# GIANT morels (pic)



## HuntBuckWild (Jan 19, 2012)

Dad told me that he heard rumors of people finding giant morels locally (calhoun county) and said to be on the lookout while turkey hunting. Well yesterday he sent this pic of some my parents found near their home. 
Have you ever seen anything like this?


----------



## fishonjr (Feb 16, 2006)

Many of us find them year in and year out like that...


----------



## Chessieman (Dec 8, 2009)

fishonjr said:


> Many of us find them year in and year out like that...


 Yea, and better looking, we call them "stuffers". My personal biggest was 14" and I was not dreaming.


----------



## Paperboy 1 (Aug 7, 2008)

You're up early John!:yikes: By the looks of those morels, the season is done by Dad...

Heading out to kill a turkey this morning and shrooms thereafter. Life is good.


----------



## Lumberman (Sep 27, 2010)

Some would argue those are red morels. Their own sub species.


----------



## laterilus (Mar 18, 2006)

Found 1 last year an inch or so taller than a standard roll of paper towel. But nothing this year yet.


----------



## barry county jim (Jan 16, 2004)

My daughter found this sunday. 12" tall And 12" around.


----------



## DanSS26 (Jul 10, 2008)

Holy friggen cow! I never knew they could get that big!!!!


----------



## RAD FISH (Oct 17, 2006)

barry county jim said:


> My daughter found this sunday. 12" tall And 12" around.



:: OMG its almost bigger than her head. You Know its been a good day shroom'n when you need a UTV with a pickup bed to carry back your morals because there so frig'n huge.

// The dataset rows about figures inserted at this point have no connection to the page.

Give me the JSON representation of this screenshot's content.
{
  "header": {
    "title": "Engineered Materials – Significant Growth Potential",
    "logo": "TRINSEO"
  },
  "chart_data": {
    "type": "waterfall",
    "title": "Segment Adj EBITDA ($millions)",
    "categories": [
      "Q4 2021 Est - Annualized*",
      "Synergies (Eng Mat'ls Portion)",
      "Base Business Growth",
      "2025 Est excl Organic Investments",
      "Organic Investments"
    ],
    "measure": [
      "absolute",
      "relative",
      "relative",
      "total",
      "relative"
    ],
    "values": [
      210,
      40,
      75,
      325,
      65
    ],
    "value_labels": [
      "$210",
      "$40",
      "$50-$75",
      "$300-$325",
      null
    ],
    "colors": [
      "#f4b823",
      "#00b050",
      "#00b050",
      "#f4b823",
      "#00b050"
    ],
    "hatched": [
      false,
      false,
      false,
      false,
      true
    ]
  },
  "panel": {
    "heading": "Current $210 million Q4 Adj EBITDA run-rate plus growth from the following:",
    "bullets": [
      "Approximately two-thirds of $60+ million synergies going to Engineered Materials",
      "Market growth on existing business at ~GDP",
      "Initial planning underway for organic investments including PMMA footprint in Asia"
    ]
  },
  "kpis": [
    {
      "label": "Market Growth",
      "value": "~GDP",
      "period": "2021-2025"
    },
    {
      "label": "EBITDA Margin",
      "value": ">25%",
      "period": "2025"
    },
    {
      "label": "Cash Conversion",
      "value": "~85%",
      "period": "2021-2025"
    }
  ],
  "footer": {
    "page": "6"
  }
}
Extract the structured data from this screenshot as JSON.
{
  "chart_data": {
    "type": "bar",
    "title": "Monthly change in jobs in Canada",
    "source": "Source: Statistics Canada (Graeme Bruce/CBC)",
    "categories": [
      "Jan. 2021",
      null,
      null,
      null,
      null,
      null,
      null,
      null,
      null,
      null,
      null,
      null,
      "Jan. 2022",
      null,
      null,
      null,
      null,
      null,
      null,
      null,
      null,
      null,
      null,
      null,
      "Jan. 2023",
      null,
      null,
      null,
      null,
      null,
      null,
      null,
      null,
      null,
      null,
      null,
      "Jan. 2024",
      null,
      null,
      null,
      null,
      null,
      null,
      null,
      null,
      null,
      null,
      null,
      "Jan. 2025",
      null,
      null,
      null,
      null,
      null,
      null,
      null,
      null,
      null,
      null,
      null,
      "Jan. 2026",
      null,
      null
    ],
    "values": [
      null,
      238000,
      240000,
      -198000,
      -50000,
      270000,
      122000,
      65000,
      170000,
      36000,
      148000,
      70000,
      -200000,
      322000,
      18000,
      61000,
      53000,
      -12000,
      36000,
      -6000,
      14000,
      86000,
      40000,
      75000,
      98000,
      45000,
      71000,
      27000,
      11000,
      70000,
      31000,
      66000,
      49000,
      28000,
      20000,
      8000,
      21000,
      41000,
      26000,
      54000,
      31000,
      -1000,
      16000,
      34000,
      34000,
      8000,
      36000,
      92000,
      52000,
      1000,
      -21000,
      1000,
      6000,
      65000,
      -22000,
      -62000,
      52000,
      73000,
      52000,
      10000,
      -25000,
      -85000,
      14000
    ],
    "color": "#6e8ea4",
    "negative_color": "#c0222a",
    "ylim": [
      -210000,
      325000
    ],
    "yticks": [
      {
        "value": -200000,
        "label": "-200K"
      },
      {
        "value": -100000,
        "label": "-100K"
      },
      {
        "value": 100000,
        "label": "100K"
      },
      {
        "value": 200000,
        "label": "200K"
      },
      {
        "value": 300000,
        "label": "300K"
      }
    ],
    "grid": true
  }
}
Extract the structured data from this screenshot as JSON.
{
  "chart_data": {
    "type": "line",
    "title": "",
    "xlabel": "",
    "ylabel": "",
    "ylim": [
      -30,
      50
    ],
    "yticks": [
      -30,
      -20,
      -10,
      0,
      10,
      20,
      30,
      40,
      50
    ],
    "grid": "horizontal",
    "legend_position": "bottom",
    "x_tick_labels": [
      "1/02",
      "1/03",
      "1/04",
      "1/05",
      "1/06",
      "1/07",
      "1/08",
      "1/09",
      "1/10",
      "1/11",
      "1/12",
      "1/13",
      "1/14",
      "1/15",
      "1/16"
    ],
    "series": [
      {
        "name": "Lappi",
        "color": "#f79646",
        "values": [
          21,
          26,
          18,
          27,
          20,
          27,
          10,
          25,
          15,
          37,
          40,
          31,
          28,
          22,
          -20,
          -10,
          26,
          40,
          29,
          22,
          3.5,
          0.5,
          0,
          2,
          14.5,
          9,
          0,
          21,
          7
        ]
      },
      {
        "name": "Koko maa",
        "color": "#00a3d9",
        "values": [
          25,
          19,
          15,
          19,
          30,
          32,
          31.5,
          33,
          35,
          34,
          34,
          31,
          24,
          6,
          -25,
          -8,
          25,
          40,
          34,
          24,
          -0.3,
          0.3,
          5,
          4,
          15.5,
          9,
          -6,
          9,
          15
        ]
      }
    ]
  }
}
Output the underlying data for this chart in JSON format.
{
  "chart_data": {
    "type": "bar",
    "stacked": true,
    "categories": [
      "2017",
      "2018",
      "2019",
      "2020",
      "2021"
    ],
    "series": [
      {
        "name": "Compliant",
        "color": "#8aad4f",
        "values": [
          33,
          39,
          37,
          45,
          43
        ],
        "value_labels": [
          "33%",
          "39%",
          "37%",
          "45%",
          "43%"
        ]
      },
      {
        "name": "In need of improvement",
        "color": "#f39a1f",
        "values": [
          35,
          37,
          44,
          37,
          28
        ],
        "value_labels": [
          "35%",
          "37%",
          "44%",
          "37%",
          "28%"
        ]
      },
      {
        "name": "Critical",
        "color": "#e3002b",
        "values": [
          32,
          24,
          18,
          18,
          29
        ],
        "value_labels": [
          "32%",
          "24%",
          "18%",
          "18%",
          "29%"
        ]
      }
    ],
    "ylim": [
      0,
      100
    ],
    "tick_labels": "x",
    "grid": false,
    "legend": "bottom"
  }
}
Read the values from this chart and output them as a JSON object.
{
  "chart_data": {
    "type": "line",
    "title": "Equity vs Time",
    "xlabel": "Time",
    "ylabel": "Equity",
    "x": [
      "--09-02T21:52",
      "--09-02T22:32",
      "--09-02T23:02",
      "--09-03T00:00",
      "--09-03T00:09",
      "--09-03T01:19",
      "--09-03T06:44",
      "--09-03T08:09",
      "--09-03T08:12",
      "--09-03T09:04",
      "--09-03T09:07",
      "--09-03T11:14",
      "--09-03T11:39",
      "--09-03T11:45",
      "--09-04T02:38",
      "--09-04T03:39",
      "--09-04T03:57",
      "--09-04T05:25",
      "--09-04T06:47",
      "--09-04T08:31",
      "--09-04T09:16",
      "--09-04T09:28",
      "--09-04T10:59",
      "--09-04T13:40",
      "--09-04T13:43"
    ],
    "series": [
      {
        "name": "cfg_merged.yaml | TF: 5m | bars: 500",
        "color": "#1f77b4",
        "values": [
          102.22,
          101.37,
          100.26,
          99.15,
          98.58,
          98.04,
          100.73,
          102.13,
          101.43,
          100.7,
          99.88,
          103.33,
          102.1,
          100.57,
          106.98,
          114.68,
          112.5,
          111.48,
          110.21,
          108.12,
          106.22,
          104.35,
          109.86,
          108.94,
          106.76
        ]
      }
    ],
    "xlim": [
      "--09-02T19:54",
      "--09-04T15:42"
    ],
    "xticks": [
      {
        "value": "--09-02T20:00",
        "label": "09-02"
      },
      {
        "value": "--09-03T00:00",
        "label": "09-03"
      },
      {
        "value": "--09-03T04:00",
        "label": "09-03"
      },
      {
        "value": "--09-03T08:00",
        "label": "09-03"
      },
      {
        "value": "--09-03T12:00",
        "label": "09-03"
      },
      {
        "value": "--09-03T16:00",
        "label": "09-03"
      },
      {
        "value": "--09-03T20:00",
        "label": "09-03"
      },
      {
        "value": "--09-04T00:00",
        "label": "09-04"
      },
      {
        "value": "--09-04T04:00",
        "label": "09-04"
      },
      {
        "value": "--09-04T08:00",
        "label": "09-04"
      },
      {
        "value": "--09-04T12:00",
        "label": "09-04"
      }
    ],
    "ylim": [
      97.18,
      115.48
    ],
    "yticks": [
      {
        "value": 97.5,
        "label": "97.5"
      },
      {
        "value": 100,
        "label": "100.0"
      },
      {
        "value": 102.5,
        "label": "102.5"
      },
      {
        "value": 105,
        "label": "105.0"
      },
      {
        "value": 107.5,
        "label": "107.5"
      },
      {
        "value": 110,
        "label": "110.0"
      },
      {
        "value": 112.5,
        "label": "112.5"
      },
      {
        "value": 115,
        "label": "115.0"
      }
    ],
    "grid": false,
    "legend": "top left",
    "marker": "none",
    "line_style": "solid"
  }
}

Barry Co.?


----------



## Oldgrandman (Nov 16, 2004)

That just great! What a monster. I'd love to find one like that. A meal all by it's self!



barry county jim said:


> My daughter found this sunday. 12" tall And 12" around.


----------



## MAttt (Dec 15, 2004)

*http://www.michigan-sportsman.com/forum/picture.php?albumid=5390&pictureid=34358*

Awsome Jim!
Her smile says it all!


----------